Proxima Centauri, pianeta simila a Terra scoperto. Abitato? Invasione aliena?

Proxima Centauri, pianeta simila a Terra scoperto. Abitato? Invasione aliena?

Un gruppo di scienziati ha annunciato sulla rivista 'Nature' la scoperta di un pianeta simile alla Terra nel sistema di Proxima Centauri, la stella più vicina al sole. La superficie di Proxima b però, segnala la ricerca, potrebbe essere fortemente colpita dagli ultravioletti provenienti dalla stella, che potrebbero essere molto più intensi di quelli che si avvertono sulla Terra per il sole.

"Speriamo che queste scoperte ispirino le generazioni future a continuare a guardare al di là delle stelle", ha detto il dottor Guillem Anglada-Escude della Queen Mary University di Londra. Essendo però Proxima Centauri una 'nana rossa', che brucia a una temperatura inferiore rispetto al nostro astro, Proxima B non sarebbe nè troppo caldo nè troppo freddo per ospitare acqua liquida.

Proxima b "è il pianeta esterno al Sistema Solare più vicino a noi mai scoperto, una pietra miliare per l'umanità", commenta l'astronoma Isabella Pagano, dell'Osservatorio di Catania dell'Istituto Nazionale di Astrofisica (Inaf).

Proxima Centauri, pianeta simila a Terra scoperto. Abitato? Invasione aliena?
Proxima Centauri, pianeta simila a Terra scoperto. Abitato? Invasione aliena?

I dati raccolti, combinati con le immagini prese da telescopi di tutto il mondo, descrivono il 'dondolio' della stella dovuto all'attrazione gravitazionale del pianeta: i ricercatori li hanno divulgati passo dopo passo attraverso un'eccezionale campagna di comunicazione sul web, tra blog e social media.

A poco più di 4 anni luce da noi si trova un pianeta molto simile alla Terra.

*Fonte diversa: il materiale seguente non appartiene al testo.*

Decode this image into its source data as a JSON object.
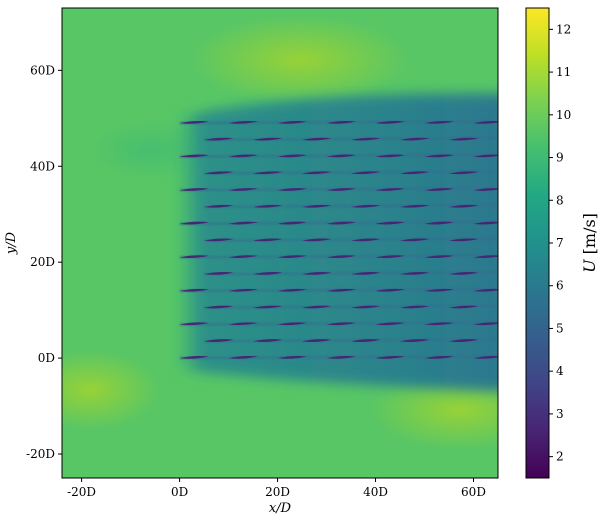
{
  "chart_data": {
    "type": "heatmap",
    "title": "",
    "xlabel": "x/D",
    "ylabel": "y/D",
    "xlim": [
      -24,
      65
    ],
    "ylim": [
      -25,
      73
    ],
    "x_ticks": [
      {
        "value": -20,
        "label": "-20D"
      },
      {
        "value": 0,
        "label": "0D"
      },
      {
        "value": 20,
        "label": "20D"
      },
      {
        "value": 40,
        "label": "40D"
      },
      {
        "value": 60,
        "label": "60D"
      }
    ],
    "y_ticks": [
      {
        "value": -20,
        "label": "-20D"
      },
      {
        "value": 0,
        "label": "0D"
      },
      {
        "value": 20,
        "label": "20D"
      },
      {
        "value": 40,
        "label": "40D"
      },
      {
        "value": 60,
        "label": "60D"
      }
    ],
    "colorbar": {
      "label_var": "U",
      "label_unit": " [m/s]",
      "colormap": "viridis",
      "vmin": 1.5,
      "vmax": 12.5,
      "ticks": [
        2,
        3,
        4,
        5,
        6,
        7,
        8,
        9,
        10,
        11,
        12
      ]
    },
    "freestream_speed": 9.6,
    "wind_farm": {
      "rows": 15,
      "row_spacing_D": 3.5,
      "first_row_y_D": 0,
      "columns_per_row": 7,
      "turbine_spacing_x_D": 10,
      "odd_row_x_offset_D": 5,
      "wake_speed_min": 2.5
    },
    "wake_region_edge_speed": 6.5
  }
}
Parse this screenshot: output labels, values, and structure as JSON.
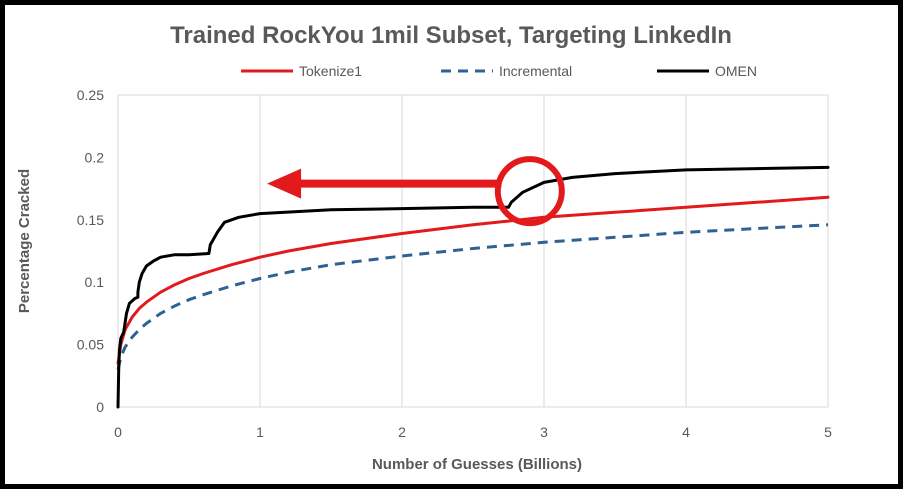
{
  "chart_data": {
    "type": "line",
    "title": "Trained RockYou 1mil Subset, Targeting LinkedIn",
    "xlabel": "Number of Guesses (Billions)",
    "ylabel": "Percentage Cracked",
    "xlim": [
      0,
      5
    ],
    "ylim": [
      0,
      0.25
    ],
    "xticks": [
      "0",
      "1",
      "2",
      "3",
      "4",
      "5"
    ],
    "yticks": [
      "0",
      "0.05",
      "0.1",
      "0.15",
      "0.2",
      "0.25"
    ],
    "grid": "vertical",
    "legend_position": "top",
    "series": [
      {
        "name": "Tokenize1",
        "color": "#e31a1c",
        "style": "solid",
        "points": [
          [
            0,
            0.035
          ],
          [
            0.02,
            0.05
          ],
          [
            0.05,
            0.062
          ],
          [
            0.1,
            0.072
          ],
          [
            0.15,
            0.079
          ],
          [
            0.2,
            0.084
          ],
          [
            0.3,
            0.092
          ],
          [
            0.4,
            0.098
          ],
          [
            0.5,
            0.103
          ],
          [
            0.6,
            0.107
          ],
          [
            0.8,
            0.114
          ],
          [
            1.0,
            0.12
          ],
          [
            1.2,
            0.125
          ],
          [
            1.5,
            0.131
          ],
          [
            2.0,
            0.139
          ],
          [
            2.5,
            0.146
          ],
          [
            3.0,
            0.152
          ],
          [
            3.5,
            0.156
          ],
          [
            4.0,
            0.16
          ],
          [
            4.5,
            0.164
          ],
          [
            5.0,
            0.168
          ]
        ]
      },
      {
        "name": "Incremental",
        "color": "#2e6294",
        "style": "dashed",
        "points": [
          [
            0,
            0.03
          ],
          [
            0.02,
            0.04
          ],
          [
            0.05,
            0.048
          ],
          [
            0.1,
            0.056
          ],
          [
            0.15,
            0.062
          ],
          [
            0.2,
            0.067
          ],
          [
            0.3,
            0.075
          ],
          [
            0.4,
            0.081
          ],
          [
            0.5,
            0.086
          ],
          [
            0.6,
            0.09
          ],
          [
            0.8,
            0.097
          ],
          [
            1.0,
            0.103
          ],
          [
            1.2,
            0.108
          ],
          [
            1.5,
            0.114
          ],
          [
            2.0,
            0.121
          ],
          [
            2.5,
            0.127
          ],
          [
            3.0,
            0.132
          ],
          [
            3.5,
            0.136
          ],
          [
            4.0,
            0.14
          ],
          [
            4.5,
            0.143
          ],
          [
            5.0,
            0.146
          ]
        ]
      },
      {
        "name": "OMEN",
        "color": "#000000",
        "style": "solid",
        "points": [
          [
            0,
            0
          ],
          [
            0.005,
            0.03
          ],
          [
            0.01,
            0.045
          ],
          [
            0.02,
            0.055
          ],
          [
            0.04,
            0.06
          ],
          [
            0.06,
            0.075
          ],
          [
            0.08,
            0.083
          ],
          [
            0.12,
            0.087
          ],
          [
            0.14,
            0.088
          ],
          [
            0.14,
            0.092
          ],
          [
            0.15,
            0.1
          ],
          [
            0.17,
            0.107
          ],
          [
            0.2,
            0.113
          ],
          [
            0.25,
            0.117
          ],
          [
            0.3,
            0.12
          ],
          [
            0.4,
            0.122
          ],
          [
            0.5,
            0.122
          ],
          [
            0.64,
            0.123
          ],
          [
            0.65,
            0.13
          ],
          [
            0.7,
            0.14
          ],
          [
            0.75,
            0.148
          ],
          [
            0.85,
            0.152
          ],
          [
            1.0,
            0.155
          ],
          [
            1.5,
            0.158
          ],
          [
            2.0,
            0.159
          ],
          [
            2.5,
            0.16
          ],
          [
            2.75,
            0.16
          ],
          [
            2.77,
            0.164
          ],
          [
            2.85,
            0.172
          ],
          [
            3.0,
            0.18
          ],
          [
            3.2,
            0.184
          ],
          [
            3.5,
            0.187
          ],
          [
            4.0,
            0.19
          ],
          [
            4.5,
            0.191
          ],
          [
            5.0,
            0.192
          ]
        ]
      }
    ],
    "annotations": [
      {
        "type": "circle",
        "color": "#e31a1c",
        "x": 2.9,
        "y": 0.173
      },
      {
        "type": "arrow",
        "color": "#e31a1c",
        "from": [
          2.7,
          0.179
        ],
        "to": [
          1.05,
          0.179
        ]
      }
    ]
  }
}
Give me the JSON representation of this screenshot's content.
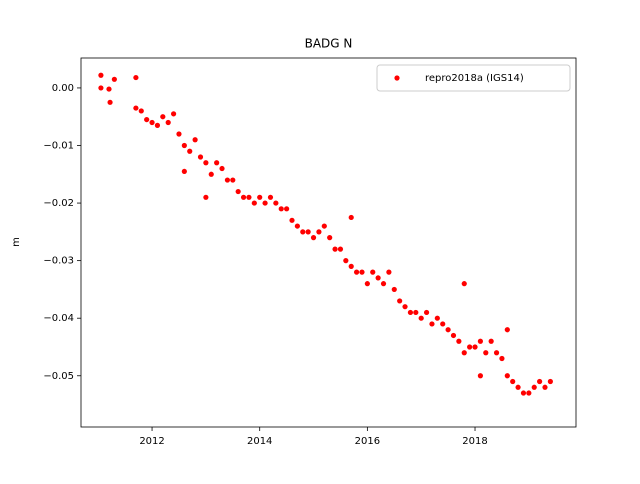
{
  "chart_data": {
    "type": "scatter",
    "title": "BADG N",
    "ylabel": "m",
    "xlim": [
      2010.68,
      2019.876
    ],
    "ylim": [
      -0.0589,
      0.0052
    ],
    "xticks": [
      2012,
      2014,
      2016,
      2018
    ],
    "yticks": [
      {
        "value": 0.0,
        "label": "0.00"
      },
      {
        "value": -0.01,
        "label": "−0.01"
      },
      {
        "value": -0.02,
        "label": "−0.02"
      },
      {
        "value": -0.03,
        "label": "−0.03"
      },
      {
        "value": -0.04,
        "label": "−0.04"
      },
      {
        "value": -0.05,
        "label": "−0.05"
      }
    ],
    "legend": "upper right",
    "series": [
      {
        "name": "repro2018a (IGS14)",
        "color": "#ff0000",
        "x": [
          2011.05,
          2011.05,
          2011.2,
          2011.22,
          2011.3,
          2011.7,
          2011.7,
          2011.8,
          2011.9,
          2012.0,
          2012.1,
          2012.2,
          2012.3,
          2012.4,
          2012.5,
          2012.6,
          2012.7,
          2012.8,
          2012.9,
          2013.0,
          2013.1,
          2013.2,
          2013.3,
          2013.4,
          2013.5,
          2013.6,
          2013.7,
          2013.8,
          2013.9,
          2014.0,
          2014.1,
          2014.2,
          2014.3,
          2014.4,
          2014.5,
          2014.6,
          2014.7,
          2014.8,
          2014.9,
          2015.0,
          2015.1,
          2015.2,
          2015.3,
          2015.4,
          2015.5,
          2015.6,
          2015.7,
          2015.8,
          2015.9,
          2016.0,
          2016.1,
          2016.2,
          2016.3,
          2016.4,
          2016.5,
          2016.6,
          2016.7,
          2016.8,
          2016.9,
          2017.0,
          2017.1,
          2017.2,
          2017.3,
          2017.4,
          2017.5,
          2017.6,
          2017.7,
          2017.8,
          2017.9,
          2018.0,
          2018.1,
          2018.2,
          2018.3,
          2018.4,
          2018.5,
          2018.6,
          2018.7,
          2018.8,
          2018.9,
          2019.0,
          2019.1,
          2019.2,
          2019.3,
          2019.4,
          2012.6,
          2013.0,
          2015.7,
          2017.8,
          2018.6,
          2018.1
        ],
        "values": [
          0.0022,
          0.0,
          -0.0002,
          -0.0025,
          0.0015,
          0.0018,
          -0.0035,
          -0.004,
          -0.0055,
          -0.006,
          -0.0065,
          -0.005,
          -0.006,
          -0.0045,
          -0.008,
          -0.01,
          -0.011,
          -0.009,
          -0.012,
          -0.013,
          -0.015,
          -0.013,
          -0.014,
          -0.016,
          -0.016,
          -0.018,
          -0.019,
          -0.019,
          -0.02,
          -0.019,
          -0.02,
          -0.019,
          -0.02,
          -0.021,
          -0.021,
          -0.023,
          -0.024,
          -0.025,
          -0.025,
          -0.026,
          -0.025,
          -0.024,
          -0.026,
          -0.028,
          -0.028,
          -0.03,
          -0.031,
          -0.032,
          -0.032,
          -0.034,
          -0.032,
          -0.033,
          -0.034,
          -0.032,
          -0.035,
          -0.037,
          -0.038,
          -0.039,
          -0.039,
          -0.04,
          -0.039,
          -0.041,
          -0.04,
          -0.041,
          -0.042,
          -0.043,
          -0.044,
          -0.046,
          -0.045,
          -0.045,
          -0.044,
          -0.046,
          -0.044,
          -0.046,
          -0.047,
          -0.05,
          -0.051,
          -0.052,
          -0.053,
          -0.053,
          -0.052,
          -0.051,
          -0.052,
          -0.051,
          -0.0145,
          -0.019,
          -0.0225,
          -0.034,
          -0.042,
          -0.05
        ]
      }
    ]
  }
}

Quelle condotte con il telescopio dell'Eso a partire da 16 anni fa sono state "ricerche pionieristiche", ha osservato Isabella Pagano, ma non sufficientemente confermate. Proxima b risulta molto vicino alla sua stella di riferimento, vi ruota attorno in appena 1 giorno. Con la speranza che gli astronomi Italiani, che utilizzano lo stesso telescopio ubicato in Cile ma collegato col il nostro Galileo alle Isole Canarie, possano trovare nell'emisfero nord (che sorvegliamo per un accordo internazionale) qualche altra "SORPRESA". Potrebbe, per esempio, "avere un volume maggiore o minore della Terra, a seconda della sua densità". "Quello che sappiamo con certezza è che si tratta di un piccolo pianeta, roccioso, nella cosiddetta zona abitabile, ossia la distanza giusta dalla stella per avere acqua allo stato liquido". Inoltre il dato più interessante è che presenta condizioni favorevoli allo sviluppo della vita in quanto è possibile la presenza di acqua liquida. "Per questo non siamo in grado di dire se effettivamente il pianeta è abitabile". le condizioni perchè lo sia teoricamente ci sono, ma per saperne di più si dovrebbe osservare il pianeta mentre transita contro il disco della sua stella: "in moltissimi hanno cercato di farlo, ma senza successo", ha detto Pagano.